People want to ban books for several reasons. Typically backed by conservative ideologies, some books are challenged because they are not in line with the challenger’s religious beliefs. Even the Harry Potter series was challenged because it was believed to have promoted the use of witchcraft, despite being beloved amongst many schoolchildren. Motivated by religion (though more likely internalized prejudice and queerphobia), books that share LGBTQIA+ experiences and explore topics of sexuality and gender identity are likely to be protested, too. If not religion, these books will be challenged because they are believed to contain “pornographic” elements that are “not suited for school-age children.” Books that share experiences of racism are likely to be met with backlash as well. The acclaimed book, “The Hate U Give” by Angie Thomas has been widely challenged, attributed to “inappropriate language.” Anyone who has ever stepped into a high school is aware that it is not a squeaky-clean, PG, conservative utopia. It is absurd to ban a significant and deeply impactful book on the basis of profanity when there is not a high schooler in existence who is not already familiar with profanity. A right-wing group called No Left Turn says, “These are the books that are used to spread radical and racist ideologies to students. They demean our nation and its heroes, revise our history, and divide us as a people for the purpose of indoctrinating kids to a dangerous ideology.” A quick scroll on their website will reveal values based largely on censorship, extremism and intolerance, not unlike other pro-book banning groups. Banning and challenging books at school that help young readers navigate these complex subjects is one of the most destructive things that can occur within the next generation. When we see our identities suppressed and misrepresented, we grow up without a firm sense of self and basis of knowledge, all in the name of preserving the comfort of traditionalist adults.  

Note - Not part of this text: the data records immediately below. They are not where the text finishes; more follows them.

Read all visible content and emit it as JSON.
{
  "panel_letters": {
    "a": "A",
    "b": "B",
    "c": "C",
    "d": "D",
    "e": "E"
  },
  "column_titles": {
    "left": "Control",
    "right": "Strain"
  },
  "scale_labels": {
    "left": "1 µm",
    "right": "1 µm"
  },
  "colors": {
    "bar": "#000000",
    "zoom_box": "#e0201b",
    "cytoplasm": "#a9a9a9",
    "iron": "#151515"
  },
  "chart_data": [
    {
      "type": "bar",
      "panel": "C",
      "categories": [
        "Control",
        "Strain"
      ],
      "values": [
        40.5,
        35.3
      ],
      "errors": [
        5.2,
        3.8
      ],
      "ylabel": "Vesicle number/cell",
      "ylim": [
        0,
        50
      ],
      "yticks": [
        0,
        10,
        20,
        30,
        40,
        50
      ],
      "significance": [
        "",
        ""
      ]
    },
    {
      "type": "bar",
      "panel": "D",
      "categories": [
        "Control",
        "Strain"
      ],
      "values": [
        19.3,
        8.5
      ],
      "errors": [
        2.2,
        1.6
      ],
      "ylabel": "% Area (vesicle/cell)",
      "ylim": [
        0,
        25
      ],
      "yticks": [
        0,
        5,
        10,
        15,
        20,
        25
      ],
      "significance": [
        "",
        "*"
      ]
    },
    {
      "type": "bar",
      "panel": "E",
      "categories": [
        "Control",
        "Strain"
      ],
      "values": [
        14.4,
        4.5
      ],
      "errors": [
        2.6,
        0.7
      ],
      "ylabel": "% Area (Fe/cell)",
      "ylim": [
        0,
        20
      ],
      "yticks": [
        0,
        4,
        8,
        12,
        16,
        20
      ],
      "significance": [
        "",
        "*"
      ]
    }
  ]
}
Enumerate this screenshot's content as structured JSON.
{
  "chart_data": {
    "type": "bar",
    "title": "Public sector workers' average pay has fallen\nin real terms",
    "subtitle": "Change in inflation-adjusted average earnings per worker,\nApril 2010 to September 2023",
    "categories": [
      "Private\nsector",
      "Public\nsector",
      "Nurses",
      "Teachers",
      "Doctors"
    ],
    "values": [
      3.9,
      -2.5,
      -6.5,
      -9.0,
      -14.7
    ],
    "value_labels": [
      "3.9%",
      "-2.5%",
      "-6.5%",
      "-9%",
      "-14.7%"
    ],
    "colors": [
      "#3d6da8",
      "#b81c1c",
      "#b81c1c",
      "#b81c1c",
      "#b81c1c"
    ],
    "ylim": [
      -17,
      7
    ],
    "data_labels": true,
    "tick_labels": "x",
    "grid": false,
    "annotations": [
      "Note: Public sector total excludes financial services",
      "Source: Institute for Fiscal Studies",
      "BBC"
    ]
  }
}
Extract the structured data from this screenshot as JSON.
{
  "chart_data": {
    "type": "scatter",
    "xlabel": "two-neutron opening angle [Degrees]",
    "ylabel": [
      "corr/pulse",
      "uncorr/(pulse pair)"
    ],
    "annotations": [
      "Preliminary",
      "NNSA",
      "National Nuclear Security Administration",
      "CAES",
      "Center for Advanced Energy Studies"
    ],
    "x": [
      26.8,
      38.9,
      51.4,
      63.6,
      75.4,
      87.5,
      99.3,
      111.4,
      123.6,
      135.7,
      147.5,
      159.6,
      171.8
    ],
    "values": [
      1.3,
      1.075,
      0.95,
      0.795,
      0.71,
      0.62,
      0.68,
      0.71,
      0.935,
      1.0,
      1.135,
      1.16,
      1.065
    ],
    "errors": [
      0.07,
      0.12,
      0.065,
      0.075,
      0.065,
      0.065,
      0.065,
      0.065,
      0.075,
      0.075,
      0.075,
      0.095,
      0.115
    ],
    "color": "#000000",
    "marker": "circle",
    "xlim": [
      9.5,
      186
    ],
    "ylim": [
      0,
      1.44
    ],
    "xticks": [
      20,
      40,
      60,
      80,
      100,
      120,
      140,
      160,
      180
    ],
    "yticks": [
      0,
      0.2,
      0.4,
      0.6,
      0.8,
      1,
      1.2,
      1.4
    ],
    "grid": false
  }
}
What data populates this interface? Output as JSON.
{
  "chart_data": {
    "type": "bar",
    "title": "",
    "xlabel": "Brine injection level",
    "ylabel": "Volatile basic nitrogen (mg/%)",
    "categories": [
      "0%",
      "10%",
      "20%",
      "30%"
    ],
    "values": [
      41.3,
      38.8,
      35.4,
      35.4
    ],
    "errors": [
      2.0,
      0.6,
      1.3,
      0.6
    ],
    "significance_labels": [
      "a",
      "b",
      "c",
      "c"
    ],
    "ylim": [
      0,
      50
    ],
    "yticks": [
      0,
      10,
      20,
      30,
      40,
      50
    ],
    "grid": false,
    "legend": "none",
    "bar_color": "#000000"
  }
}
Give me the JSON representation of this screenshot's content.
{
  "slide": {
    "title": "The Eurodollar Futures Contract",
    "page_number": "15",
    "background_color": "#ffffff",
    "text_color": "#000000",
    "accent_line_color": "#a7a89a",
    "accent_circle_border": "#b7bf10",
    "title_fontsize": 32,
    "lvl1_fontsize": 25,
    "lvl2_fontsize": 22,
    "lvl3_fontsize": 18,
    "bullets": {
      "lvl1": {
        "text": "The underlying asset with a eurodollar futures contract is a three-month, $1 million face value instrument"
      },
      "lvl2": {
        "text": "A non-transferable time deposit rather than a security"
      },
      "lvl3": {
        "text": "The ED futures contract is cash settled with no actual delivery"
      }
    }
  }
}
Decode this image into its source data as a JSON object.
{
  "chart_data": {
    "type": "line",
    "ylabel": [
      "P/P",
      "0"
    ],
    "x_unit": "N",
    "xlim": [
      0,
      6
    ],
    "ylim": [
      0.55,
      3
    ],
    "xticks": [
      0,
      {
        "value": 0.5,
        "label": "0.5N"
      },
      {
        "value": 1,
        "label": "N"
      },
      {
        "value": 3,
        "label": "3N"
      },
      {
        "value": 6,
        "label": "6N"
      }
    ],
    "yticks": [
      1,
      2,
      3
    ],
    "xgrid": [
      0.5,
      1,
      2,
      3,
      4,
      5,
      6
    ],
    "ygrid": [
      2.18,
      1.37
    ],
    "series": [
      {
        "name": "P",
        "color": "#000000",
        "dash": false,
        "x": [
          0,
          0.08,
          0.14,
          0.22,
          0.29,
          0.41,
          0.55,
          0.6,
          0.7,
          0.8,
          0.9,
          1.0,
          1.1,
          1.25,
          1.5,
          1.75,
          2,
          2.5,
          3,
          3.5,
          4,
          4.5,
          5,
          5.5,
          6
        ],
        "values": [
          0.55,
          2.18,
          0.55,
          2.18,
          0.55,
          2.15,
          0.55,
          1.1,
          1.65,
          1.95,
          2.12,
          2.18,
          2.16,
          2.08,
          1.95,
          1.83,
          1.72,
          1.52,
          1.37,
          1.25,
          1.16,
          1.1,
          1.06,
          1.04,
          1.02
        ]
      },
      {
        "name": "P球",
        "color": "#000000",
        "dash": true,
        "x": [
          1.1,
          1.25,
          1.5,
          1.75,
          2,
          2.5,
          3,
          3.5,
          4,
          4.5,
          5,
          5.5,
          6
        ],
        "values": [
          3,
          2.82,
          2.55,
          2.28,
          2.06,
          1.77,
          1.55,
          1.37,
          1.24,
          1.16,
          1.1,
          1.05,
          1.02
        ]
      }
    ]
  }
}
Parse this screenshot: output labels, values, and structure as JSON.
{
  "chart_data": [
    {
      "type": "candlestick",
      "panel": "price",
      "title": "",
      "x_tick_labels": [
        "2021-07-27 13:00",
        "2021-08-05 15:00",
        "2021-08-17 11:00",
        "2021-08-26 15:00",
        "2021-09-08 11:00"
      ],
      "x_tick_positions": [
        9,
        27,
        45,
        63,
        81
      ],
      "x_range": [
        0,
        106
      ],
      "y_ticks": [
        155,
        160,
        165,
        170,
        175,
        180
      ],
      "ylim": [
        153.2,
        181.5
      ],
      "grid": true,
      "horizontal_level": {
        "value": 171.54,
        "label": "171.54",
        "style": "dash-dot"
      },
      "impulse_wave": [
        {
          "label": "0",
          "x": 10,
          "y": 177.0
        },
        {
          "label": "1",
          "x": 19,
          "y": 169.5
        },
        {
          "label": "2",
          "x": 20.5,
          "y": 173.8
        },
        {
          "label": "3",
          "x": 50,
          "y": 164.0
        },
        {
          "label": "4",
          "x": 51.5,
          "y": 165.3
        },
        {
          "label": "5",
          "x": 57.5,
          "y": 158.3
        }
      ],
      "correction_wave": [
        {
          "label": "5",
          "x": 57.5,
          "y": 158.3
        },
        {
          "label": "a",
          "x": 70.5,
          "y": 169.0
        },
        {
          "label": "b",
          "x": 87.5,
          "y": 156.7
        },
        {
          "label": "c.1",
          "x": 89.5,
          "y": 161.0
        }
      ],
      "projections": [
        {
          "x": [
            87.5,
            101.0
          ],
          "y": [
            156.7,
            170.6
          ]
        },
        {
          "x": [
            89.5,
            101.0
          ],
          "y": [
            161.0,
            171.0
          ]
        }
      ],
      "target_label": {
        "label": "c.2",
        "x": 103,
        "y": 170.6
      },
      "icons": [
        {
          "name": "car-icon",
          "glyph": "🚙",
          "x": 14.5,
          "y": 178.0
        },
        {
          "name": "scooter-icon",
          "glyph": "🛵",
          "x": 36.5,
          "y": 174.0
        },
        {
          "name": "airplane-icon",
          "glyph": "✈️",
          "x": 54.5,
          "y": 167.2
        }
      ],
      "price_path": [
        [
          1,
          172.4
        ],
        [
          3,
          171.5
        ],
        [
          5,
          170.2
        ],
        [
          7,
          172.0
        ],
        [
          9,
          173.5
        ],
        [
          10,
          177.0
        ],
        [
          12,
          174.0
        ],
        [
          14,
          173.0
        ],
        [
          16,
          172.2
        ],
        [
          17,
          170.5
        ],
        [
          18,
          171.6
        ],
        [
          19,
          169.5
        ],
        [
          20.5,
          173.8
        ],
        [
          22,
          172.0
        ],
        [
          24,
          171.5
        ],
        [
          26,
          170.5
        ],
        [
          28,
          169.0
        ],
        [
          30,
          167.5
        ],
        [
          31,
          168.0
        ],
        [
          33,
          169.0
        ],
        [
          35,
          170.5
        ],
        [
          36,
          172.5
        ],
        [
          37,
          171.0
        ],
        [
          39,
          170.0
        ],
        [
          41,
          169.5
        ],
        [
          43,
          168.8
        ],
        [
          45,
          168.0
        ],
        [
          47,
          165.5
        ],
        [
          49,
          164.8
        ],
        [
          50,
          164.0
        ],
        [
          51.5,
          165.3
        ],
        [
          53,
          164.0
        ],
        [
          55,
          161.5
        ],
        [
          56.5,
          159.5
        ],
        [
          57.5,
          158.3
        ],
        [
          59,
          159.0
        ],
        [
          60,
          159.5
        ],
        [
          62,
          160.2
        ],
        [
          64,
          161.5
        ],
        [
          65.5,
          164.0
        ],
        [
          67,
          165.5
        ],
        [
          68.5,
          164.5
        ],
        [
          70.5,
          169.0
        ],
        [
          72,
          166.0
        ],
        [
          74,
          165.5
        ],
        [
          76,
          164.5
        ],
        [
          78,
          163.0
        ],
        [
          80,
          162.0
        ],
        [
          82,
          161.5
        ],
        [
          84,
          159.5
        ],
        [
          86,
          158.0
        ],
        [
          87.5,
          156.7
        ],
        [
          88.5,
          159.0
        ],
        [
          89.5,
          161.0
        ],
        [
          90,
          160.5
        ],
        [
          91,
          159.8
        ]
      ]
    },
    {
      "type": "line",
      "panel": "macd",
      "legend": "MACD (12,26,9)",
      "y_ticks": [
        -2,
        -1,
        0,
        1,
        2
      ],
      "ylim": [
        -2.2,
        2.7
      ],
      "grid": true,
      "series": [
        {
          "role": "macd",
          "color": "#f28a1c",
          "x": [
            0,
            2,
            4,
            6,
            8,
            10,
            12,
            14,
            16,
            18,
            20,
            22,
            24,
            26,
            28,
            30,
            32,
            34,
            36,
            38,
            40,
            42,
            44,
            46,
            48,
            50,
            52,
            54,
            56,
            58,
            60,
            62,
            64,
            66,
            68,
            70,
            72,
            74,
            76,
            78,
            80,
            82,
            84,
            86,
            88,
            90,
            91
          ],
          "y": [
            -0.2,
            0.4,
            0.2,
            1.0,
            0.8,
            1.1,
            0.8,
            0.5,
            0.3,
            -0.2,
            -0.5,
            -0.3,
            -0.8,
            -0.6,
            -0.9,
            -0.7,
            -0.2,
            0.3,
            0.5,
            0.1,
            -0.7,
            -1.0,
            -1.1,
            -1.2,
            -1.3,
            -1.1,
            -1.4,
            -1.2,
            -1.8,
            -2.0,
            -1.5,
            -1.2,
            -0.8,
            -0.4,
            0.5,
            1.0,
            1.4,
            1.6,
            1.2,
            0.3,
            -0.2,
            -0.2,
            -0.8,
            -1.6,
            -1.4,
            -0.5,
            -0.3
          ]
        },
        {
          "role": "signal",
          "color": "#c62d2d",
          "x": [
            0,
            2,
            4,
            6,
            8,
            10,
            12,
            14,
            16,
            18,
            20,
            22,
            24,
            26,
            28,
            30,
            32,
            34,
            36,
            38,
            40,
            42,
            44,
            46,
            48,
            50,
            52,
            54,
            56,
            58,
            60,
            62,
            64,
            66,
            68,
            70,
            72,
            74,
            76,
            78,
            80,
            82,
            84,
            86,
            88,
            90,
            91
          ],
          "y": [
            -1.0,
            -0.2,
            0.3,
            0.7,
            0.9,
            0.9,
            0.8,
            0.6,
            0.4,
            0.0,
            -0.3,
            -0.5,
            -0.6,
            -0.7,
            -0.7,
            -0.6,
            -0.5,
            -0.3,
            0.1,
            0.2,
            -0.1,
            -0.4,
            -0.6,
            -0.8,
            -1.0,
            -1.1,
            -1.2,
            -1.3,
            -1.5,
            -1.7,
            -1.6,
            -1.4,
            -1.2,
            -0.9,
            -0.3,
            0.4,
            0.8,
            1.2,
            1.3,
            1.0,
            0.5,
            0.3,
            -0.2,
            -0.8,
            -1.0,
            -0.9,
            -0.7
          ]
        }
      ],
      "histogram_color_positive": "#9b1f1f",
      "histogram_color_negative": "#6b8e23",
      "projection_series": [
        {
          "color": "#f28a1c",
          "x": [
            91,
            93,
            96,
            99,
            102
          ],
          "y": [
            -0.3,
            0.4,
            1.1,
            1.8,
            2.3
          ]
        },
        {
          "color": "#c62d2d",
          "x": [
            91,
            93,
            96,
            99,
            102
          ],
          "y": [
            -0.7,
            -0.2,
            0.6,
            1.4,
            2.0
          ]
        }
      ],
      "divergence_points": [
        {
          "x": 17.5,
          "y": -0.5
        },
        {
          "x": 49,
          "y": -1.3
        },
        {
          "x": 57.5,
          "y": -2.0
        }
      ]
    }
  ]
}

The number of book bans and challenges are rising in America. The Oakland Press says, “The American Library Association said in a preliminary report that it received what they called an ‘unprecedented’ 330 reports of book challenges last fall, each of which can include multiple books.” This can be attributed to many things, including increased extremist beliefs in the Trump-era pandemic. Even locally, criticism to books being taught in schools occurred, including Marjane Satrapi’s “Persepolis,” which is taught in many Language Arts classrooms in the ISD. A common argument that books should be allowed to be banned in school is that parents should be allowed to choose what their own children are permitted to read. While this is true, and critical conversation of popular literature should be encouraged, banning the book itself is extremely harmful. A total block of access to a piece of literature simply because it infringes on a parent’s individual beliefs is to deny children knowledge, and the immeasurable value of hearing a new voice. That is unequivocally a form of censorship, which has no place in American schools in 2022. As ProCon.Org says, “In the 1982 Supreme Court ruling on Board of Education v. Pico, Justice William Brennan wrote that taking books off of library shelves could violate students’ First Amendment rights, adding that ‘Local school boards may not remove books from school libraries simply because they dislike the ideas contained in those books.’” Students agree, teachers concur, even in the court of law it was decided- book bans have no place in schools.